Il taverniere, tutto occupato a decifrare la lettera misteriosa, non si era nemmeno accorto dell’entrata di quel personaggio. Udendo però il tavolo scricchiolare sotto quel terribile pugno e quelle parole abbastanza offensive, passò la carta alla moglie e guardò trucemente il gentiluomo, dicendo con voce fremente:
– Mi avete chiamato?…
– Oste del malanno, – rispose il nuovo venuto, tranquillamente. – Quando un gentiluomo entra in una taverna, il padrone deve accorrere e domandare che cosa si desidera. Almeno cosí si usa in Europa, se non in America.
– Ehi, signor mio, – rispose il taverniere, prendendo una posa tragica. – Mi pare che voi alziate un po’ troppo la voce in casa mia.
– Casa vostra!…
– Tonnerre!… Siete voi che pagate il fitto, mio gentiluomo?
– Una taverna è una casa pubblica.
– Corpo d’un cannone! – urlò il taverniere.
– Ohé, bell’uomo, mi pare che siate voi ora che alzate un po’ troppo la voce!
– Fulmini di Biscaglia!… Sono il padrone della taverna, io!…
– Benissimo.
– E sono un guascone!…
– Ed io sono della bassa Loira.
Il taverniere aveva fatto un giro su se stesso e parve che quella piroetta lo avesse calmato di colpo, poiché disse con voce non piú fremente:
– Un gentiluomo francese!… Perché non me lo avete detto prima?
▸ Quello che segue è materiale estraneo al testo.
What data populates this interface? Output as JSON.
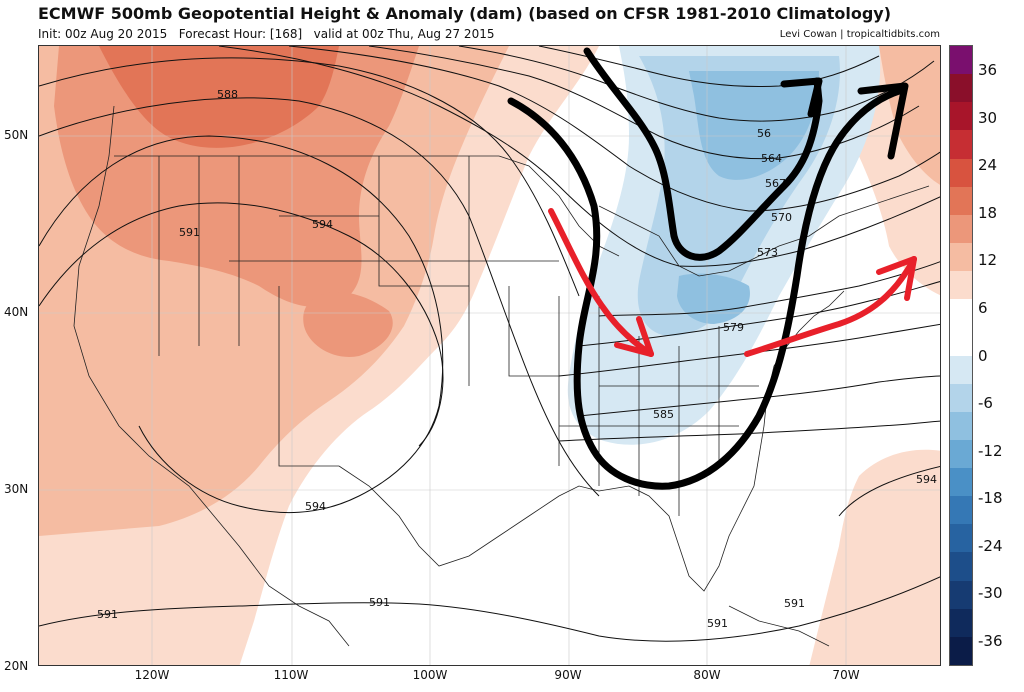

– Non lasciate nemmeno parlare la gente, voi!…
– Capirete che i guasconi…
– Hanno la lingua lunga e la mano pronta. Lo so.
– Si vede che siete proprio un francese della Loira. Che cosa desiderate, mio signore?
– Una bottiglia del migliore; Xeres o Alicante o Porto, non m’interessa. Bevo qualunque vino maturato sotto tutti i soli del globo, purché sia buono.
Il taverniere si volse verso sua moglie, la quale aveva assistito sorridendo a quella comica scena, dicendole con molto sussiego:
– Hai capito tu come sanno bere i francesi della grande Francia?
– E tu mi rimproveri se qualche volta alzo un po’ troppo il gomito e faccio breccia nella cantina. Noi non siamo spagnuoli.
“Porta al signore una bottiglia delle piú vecchie. Mi pare che ce ne sia qualcuna di Bordeaux. Farà molto piacere al mio compatriotta.”
– Sí, Pepito.
– Eh, lascia andare Pepito. Io sono un guascone e non già un torero qualunque di Siviglia. Ricordatelo, moglie!…
Le riprese la lettera dalle mani e si mise di nuovo a leggere, borbottando sempre: co… co… me… me… si… si…
Stava forse per decifrare qualche nuova parola, quando la porta della taverna si aprí ed un altro uomo entrò. Come il primo, indossava un ampio mantello pure inzuppato d’acqua, aveva altissimi stivali di pelle gialla, portava al fianco uno spadone e sul capo un feltro piumato adorno di alcuni bottoncini d’argento.
Poteva avere quarant’anni, tuttavia i suoi baffi erano misti a non pochi fili d’argento ed il suo viso molto abbronzato. Di media statura, membruto, pareva possedesse una forza muscolare piú che comune.
Come il gentiluomo francese, si sedette d’innanzi ad un tavolino e vi piantò sopra un tale pugno che per poco non lo sfasciò completamente.
Il taverniere udendo quel fracasso, che rassomigliava allo scoppio d’una bomba, fece un soprassalto e guatò con sguardo truce l’impertinente che si permetteva di fracassargli i mobili, senza nemmeno chiedere il permesso al padrone.